We asked Chicago Mayor Lori Lightfoot and CPD Superintendent David Brown what steps they’d take following our reporting. Neither responded directly to our questions, and numerous interview requests to both officials were ignored.
A spokesperson for Mayor Lightfoot did say the city would “create a strengthened plan to ensure compliance among all officers with bodyworn [sic] cameras, including more detailed aspects of compliance such as the extent to which officers properly record interactions with the City’s residents.” The spokesperson didn’t provide specifics, so we will continue to report on those purported changes in the future.
In addition, during the summer of 2020, while we were reporting this story, two CPD officers who weren’t wearing body cameras shot a man in the back. In response, CPD announced officers on its specialized “community safety team” would finally be equipped with body cameras. Our focus now is to investigate how those changes play out.
Techniques/technologies used:
The data analysis was done in Python, particularly using geospatial tools like Geopandas and the Folium mapping library to visually examine geographic disparities in the data we obtained.
To help piece together how often officers do activate their cameras when required, we used data on more than 340,000 routine investigatory stops beginning in 2018, after every patrol officer was equipped with a camera. At the time we reported the story, hundreds of officers on specialized tactical teams still weren’t required to wear cameras, so we used daily officer assignment data to rule out officers assigned to one of those teams, and found one in ten stops weren’t recorded. When factoring in officers who are on those teams, the number jumps to one in five.

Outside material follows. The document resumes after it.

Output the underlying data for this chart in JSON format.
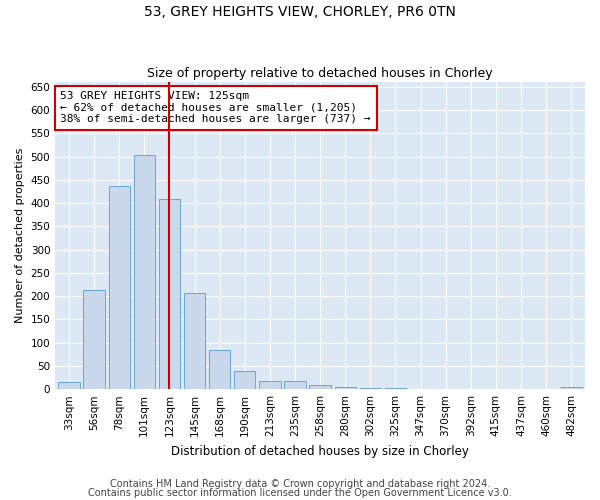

We mapped that data down to the police beat — a small geographic subdivision, typically less than a square mile — used by CPD. It shows stark disparities in the use of body cameras, particularly when including stops made by officers assigned to tactical teams, who primarily work in predominantly Black and brown communities. While almost 100 percent of stops in the predominantly white North Side were recorded, less than 60 percent of stops were recorded in some parts of the South and West sides.
What was the hardest part of this project?
The biggest challenge with the data was determining if an officer had been given a camera at the time of the stop. While officers not equipped with cameras are part of the problem, our focus was on investigatory stops by officers who had cameras but didn’t use them properly.
We knew all patrol officers had cameras, but those on specialized teams didn’t, so we sought to determine if an officer was on one of those teams at the time of each stop. We obtained data showing the unit assignments of every CPD officer every day and cross-cross-referenced the officer’s identities and dates of the stops to determine if they were on one of those teams at the time of the stop.
In addition, we faced significant issues obtaining records in nearly every FOIA request we filed for this story.
In our requests to CPD’s accountability organization, the Civilian Office of Police Accountability (COPA), for video of the one particular stop of a man we featured heavily in the story, COPA initially failed to release the dashcam video, and improperly redacted multiple portions of the body camera video. They only corrected the redactions when we realized they accidentally left one portion unredacted which was redacted in another officer’s camera.
CPD vigorously fought the release of internal audit reports on its body camera program that we requested. After we initially requested them in June 2019, police denied the request, saying they were exempt from release because they were materials gathered in the course of an audit. We refiled the request, and, after nearly four months, CPD denied the request again. We then appealed the request to the Illinois Attorney General, who agreed the records were in fact subject to release.
What can others learn from this project?
The takeaway from our experience reporting this story is the value combining records reporting and data reporting can bring.
On its own, the data we uncovered revealed significant disparities between communities in the likelihood an incident will be recorded — a finding that would have been significant even without the records we obtained. Likewise, the internal audit reports we fought so hard to get revealed not only that there was a problem, but that CPD knew about it for years, often documenting the same problem month after month.
Like our data, that would have been a story on its own. But the conjunction of the two yielded an even more powerful narrative: CPD knew there were problems with officers misusing cameras, and with the accountability systems set up to ensure officers use cameras properly. Yet, as far as we can tell (and as far as CPD has told us), they’ve made little meaningful progress. The consequences of that lack of accountability are the disparities we saw in our data.